In the future, the writing style may be improved using more sophisticated statistical methods, i.e. Bayesian inference. This is not yet implemented, and currently only uses the statistics taken direclty from the source material.
$ git clone https://github.com/wbrickner/BayesianRandomWriter
A recent version of Node.js is required (tested with v11.6.0
).
$ ./index.js -v display version
-w [--windowsize] consecutive words to consider when building statistical profile
-s [--seedword] first word in the generated text
-l --length length of text to generate
-m --memory quantity of memory to allocate in MB
<SourceFile.txt> text file to analyze
Let's generate 100 words, mimicking the writing style of Donald Trump's tweets, while giving the process 8GB of memory:
$ ./index.js -w 12 -l 100 -m 8192 ./sources/25k-trump-tweets.txt
This provides the (interesting) output:
great--everybody misses him. Best wishes. .@NBC just announced that all 1 hour Roanoke,
Virginia on Saturday evening at 6pm! #MAGA https://t.co/uKG55Pznwu
Will be on Rick is a fantastic governor. Even with lower profit projections, American firms
will attack @MittRomney's career at Bain Capital but won't return donations from no surprise.

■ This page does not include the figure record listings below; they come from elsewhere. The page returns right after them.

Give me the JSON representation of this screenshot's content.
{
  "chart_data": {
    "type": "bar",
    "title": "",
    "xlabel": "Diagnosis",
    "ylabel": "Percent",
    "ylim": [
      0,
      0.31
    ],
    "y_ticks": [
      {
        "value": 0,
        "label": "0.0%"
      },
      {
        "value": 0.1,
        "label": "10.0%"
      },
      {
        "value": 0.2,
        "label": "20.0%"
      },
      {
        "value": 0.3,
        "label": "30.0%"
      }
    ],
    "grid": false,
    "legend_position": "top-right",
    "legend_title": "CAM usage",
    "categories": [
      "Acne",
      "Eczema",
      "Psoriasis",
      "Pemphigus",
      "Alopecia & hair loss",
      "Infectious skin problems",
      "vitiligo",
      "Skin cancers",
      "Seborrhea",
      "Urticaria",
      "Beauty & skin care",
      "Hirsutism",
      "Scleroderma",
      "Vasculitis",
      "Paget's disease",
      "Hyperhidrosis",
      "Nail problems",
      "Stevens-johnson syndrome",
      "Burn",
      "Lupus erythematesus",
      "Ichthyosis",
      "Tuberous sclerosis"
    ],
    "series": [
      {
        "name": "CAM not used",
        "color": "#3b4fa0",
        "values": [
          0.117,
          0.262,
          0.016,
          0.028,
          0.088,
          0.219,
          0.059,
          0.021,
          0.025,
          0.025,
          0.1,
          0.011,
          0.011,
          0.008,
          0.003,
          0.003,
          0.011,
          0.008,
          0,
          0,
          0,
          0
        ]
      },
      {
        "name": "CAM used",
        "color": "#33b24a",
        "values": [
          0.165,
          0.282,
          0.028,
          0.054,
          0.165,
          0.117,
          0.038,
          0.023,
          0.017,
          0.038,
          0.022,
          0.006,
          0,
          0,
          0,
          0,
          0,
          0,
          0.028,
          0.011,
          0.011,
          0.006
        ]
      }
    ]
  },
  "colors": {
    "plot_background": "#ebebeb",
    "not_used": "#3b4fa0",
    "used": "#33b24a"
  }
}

I’ve been campaigning on it for years, and six months and fast economic retaliation against
China if our farmers, ranchers and/or industrial borders and up to the United States, with the
intention of entering the border and they're killing us on jobs and trade. FIGHT! We on
Celebrity All Star @ApprenticeNBC.
The inefficiencies of this program can become serious. Optimizations may be made in the future, it depends how much time I have.
Storing the statistical profile (an enormous tree) consumes a lot of memory. Use the -m [MB]
flag to allocate more memory to the underlying node process. If not enough is available, decrease the window size (-w [WindowSize]
).
Copyright 2019 Will Brickner.
Permission is hereby granted, free of charge, to any person obtaining a copy of this software and associated documentation files (the "Software"), to deal in the Software without restriction, including without limitation the rights to use, copy, modify, merge, publish, distribute, sublicense, and/or sell copies of the Software, and to permit persons to whom the Software is furnished to do so, subject to the following conditions:
The above copyright notice and this permission notice shall be included in all copies or substantial portions of the Software.
THE SOFTWARE IS PROVIDED "AS IS", WITHOUT WARRANTY OF ANY KIND, EXPRESS OR IMPLIED, INCLUDING BUT NOT LIMITED TO THE WARRANTIES OF MERCHANTABILITY, FITNESS FOR A PARTICULAR PURPOSE AND NONINFRINGEMENT. IN NO EVENT SHALL THE AUTHORS OR COPYRIGHT HOLDERS BE LIABLE FOR ANY CLAIM, DAMAGES OR OTHER LIABILITY, WHETHER IN AN ACTION OF CONTRACT, TORT OR OTHERWISE, ARISING FROM, OUT OF OR IN CONNECTION WITH THE SOFTWARE OR THE USE OR OTHER DEALINGS IN THE SOFTWARE.